Fotoğraf: Damla Kırmızıtaş/Evrensel
Av. Gülşah KAYA*
10 Ekim katliamı, hem ülkenin yakın tarihinin en kanlı katliamlarından biri olması hem de 2015’te iki seçim arası hüküm sürdürülen ve ülkenin siyasi rotasına yön veren IŞİD katliamlarının iktidar kanadından “oylara etkisi” üzerinden değerlendirilmesi dolayısıyla 9 yıl sonra bile taze bir acı ve öfke yaşatıyor. Halkı “istikrarla kaos” arasında bir tercihe çağıran AKP’nin bugün Erdoğan’da cisimleşen tek adamlık inşasının harcı, o tarihte kanla karıldı. İktidar uğruna neler yapılabileceğinin bu denli açık seçik gösterildiği o barbar dönem ve devamı, aynı zamanda önemli ölçüde bastırılan sokak muhalefetinin ve yaratılan korku tahakkümünün de yapı taşlarından biriydi.
Tam da bugünler böyle yaşanmasın diye örgütlenen, “emek, barış ve demokrasi” istenen mitinge, katliama ve 9 yılda ortaya çıkan gerçeklerle katliamın 5N1K’sını açığa çıkaran örgütlü mücadeleye dair çok şey söylenebilir. Söylendi ve söyleniyor da. Ancak bu sefer, Ankara Garı’na düşen bombalar değil, açılışı yapılan heykel ve Özgür Özel şahsında CHP üzerine söz söyleme zorunluluğu doğdu.
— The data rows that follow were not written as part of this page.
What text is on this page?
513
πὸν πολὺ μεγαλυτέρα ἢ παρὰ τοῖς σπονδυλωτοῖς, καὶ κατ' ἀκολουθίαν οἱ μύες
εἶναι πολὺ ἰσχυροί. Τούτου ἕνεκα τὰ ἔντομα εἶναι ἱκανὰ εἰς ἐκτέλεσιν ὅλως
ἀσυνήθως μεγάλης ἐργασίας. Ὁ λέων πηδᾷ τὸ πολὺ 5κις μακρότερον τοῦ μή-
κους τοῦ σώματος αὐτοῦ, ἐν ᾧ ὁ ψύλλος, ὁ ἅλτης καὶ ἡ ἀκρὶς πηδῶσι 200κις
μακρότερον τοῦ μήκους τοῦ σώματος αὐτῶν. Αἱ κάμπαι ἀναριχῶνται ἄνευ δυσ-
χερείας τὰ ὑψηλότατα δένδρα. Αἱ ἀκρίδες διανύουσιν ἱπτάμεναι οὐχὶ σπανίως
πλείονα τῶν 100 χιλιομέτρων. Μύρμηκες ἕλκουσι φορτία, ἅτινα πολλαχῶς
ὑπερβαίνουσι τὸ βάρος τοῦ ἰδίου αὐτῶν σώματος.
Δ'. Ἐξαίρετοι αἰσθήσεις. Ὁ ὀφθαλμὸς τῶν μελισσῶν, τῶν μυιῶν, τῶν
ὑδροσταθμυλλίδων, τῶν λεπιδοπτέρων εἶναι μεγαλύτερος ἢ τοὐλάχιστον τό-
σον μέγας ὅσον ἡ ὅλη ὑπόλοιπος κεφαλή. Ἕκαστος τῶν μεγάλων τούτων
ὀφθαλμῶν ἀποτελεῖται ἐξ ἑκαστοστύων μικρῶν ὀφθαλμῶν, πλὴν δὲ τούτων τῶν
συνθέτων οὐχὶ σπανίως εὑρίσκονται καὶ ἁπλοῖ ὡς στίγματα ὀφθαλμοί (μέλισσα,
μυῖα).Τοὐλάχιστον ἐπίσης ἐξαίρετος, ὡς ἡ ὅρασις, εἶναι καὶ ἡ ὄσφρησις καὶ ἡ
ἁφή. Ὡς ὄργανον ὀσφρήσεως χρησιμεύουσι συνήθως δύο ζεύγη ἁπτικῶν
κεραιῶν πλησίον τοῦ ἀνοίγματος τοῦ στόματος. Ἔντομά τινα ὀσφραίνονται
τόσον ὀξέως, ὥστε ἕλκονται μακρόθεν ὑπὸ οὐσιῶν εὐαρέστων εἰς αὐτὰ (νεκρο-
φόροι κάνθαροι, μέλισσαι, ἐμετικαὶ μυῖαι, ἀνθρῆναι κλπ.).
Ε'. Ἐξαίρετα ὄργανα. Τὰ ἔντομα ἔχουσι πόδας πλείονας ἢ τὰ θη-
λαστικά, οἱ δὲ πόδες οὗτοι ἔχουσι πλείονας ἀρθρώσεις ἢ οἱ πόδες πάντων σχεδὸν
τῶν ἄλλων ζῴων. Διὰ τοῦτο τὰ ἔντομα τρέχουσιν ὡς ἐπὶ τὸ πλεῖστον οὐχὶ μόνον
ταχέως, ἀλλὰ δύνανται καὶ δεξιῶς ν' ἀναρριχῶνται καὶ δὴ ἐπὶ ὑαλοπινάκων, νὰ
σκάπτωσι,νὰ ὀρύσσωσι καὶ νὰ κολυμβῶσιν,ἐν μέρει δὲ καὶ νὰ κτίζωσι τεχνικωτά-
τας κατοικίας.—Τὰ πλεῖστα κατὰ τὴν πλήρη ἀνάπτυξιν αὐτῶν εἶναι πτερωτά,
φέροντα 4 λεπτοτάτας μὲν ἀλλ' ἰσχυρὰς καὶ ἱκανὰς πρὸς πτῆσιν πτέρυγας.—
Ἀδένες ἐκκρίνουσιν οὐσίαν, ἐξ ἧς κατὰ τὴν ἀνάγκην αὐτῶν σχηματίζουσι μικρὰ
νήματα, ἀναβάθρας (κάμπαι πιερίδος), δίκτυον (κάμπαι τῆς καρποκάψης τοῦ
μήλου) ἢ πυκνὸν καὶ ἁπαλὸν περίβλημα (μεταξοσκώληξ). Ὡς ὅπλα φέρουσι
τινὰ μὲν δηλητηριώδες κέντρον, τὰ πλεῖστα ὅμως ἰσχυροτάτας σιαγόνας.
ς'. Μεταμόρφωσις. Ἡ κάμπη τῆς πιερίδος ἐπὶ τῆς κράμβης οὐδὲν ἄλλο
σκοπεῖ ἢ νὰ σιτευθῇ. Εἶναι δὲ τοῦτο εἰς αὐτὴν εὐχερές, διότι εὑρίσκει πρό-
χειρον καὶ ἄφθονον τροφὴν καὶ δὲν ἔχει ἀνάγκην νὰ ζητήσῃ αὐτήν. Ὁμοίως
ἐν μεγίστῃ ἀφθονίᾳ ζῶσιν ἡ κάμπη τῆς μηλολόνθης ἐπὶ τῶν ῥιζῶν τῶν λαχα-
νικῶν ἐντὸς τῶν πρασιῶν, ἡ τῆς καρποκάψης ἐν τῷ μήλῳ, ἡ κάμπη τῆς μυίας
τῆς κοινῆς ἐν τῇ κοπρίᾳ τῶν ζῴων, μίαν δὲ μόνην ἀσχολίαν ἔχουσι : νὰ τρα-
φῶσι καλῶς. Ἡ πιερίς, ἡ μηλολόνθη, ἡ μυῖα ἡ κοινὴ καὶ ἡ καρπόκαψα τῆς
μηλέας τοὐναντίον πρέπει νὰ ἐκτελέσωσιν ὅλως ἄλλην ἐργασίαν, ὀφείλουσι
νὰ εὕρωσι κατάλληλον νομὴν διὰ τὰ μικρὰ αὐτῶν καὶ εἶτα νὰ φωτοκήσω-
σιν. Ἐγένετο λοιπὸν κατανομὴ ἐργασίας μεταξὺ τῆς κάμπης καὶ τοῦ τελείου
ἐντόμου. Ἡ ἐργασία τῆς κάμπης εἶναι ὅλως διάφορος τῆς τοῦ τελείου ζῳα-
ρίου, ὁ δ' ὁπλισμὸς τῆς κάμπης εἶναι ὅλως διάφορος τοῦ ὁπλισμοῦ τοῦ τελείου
SAĞCI MANSUR’U SOLCULARDAN ARINDIRMAK
10 Ekim katliamında hayatını kaybeden ve yaralananların önemli bir kısmı, aynı zamanda sol ve sosyalist ideolojiye sahip ve çoğunlukla örgütlü kişilerdi. CHP merkezi düzeyde bir katılım kararı almasa da CHP Malatya il örgütü meydandaydı ve gençlik kollarından gençler de o gün orada öldürüldü.
Dün 10 Ekim anıtı açılışında konuşan CHP Başkanı Özgür Özel de bu gençlere atıfla konuşarak, yakın ilişkilerine dikkat çekti. Emekten, barıştan, demokrasiden bahsetti, çektiği acıyı anlattı, sözler verdi. Özel, çıkışta kendisine uzatılan mikrofonlara, 10 Ekim ailelerinin neden orada olmadığını açıklarken “Çağırdık, dernek adına bir kişi bir de Mansur Yavaş konuşsun, ben dahi diğer siyasi parti genel başkanları konuşmasın diye önerdik ancak ‘siyasi partiler olmazsa biz olmayız’ diyerek kabul etmediler” dedi.
Gerçeğin bu olmadığını, bize süreci anlatan müvekkillerimizden biliyoruz. CHP’li Özel ve Mansur Yavaş’ın konuştuğu ve hatta dernek adına dahi kimin konuşacağının CHP tarafından belirlenmek istendiği bir süreç yaşanmış. Müzakerelerde anlaşılmış ki esas dert, Mansur Yavaş’ın “solcularla” görünmemesi gayreti olmuş. Ana özne olan 10 Ekim Derneğine bir tasarruf yetkisi bırakılmayan organizasyona ve bir nevi CHP şovuna çevrilmek istendiği bir dayatmaya, 9 yıldır canla başla mücadele eden dernek, elbette ret cevabı vermiş. Özel’in sözüm ona “kendisini bile” feda ederek örmeye çalıştığını anlattığı bu süreç, korkusuzca söylemek gerekir ki bir manipülasyon. Ve bu Özgür Özel’in ilk günahı değil. Hep dediğimiz gibi, “gerçekler hafızamızda”.
9 YILLIK ÖRGÜTLÜ MÜCADELE
Özgür Özel, CHP başkanı olmaya niyet ettiği ilk dönemden bu yana “herkesin sesi” olma iddiasını her fırsatta dile getiriyor. Devletin ayak ucunu gösterdiği her cinayette adalet arayanlarla poz veren Özel, bir kurtarıcı edasıyla ceketini savuruyor. 10 Ekim katliamında 9 yıldır süren mücadele için durum hiç de öyle değil. Birkaç zamanda yolculuk örneğiyle biraz hafıza tazeleyelim.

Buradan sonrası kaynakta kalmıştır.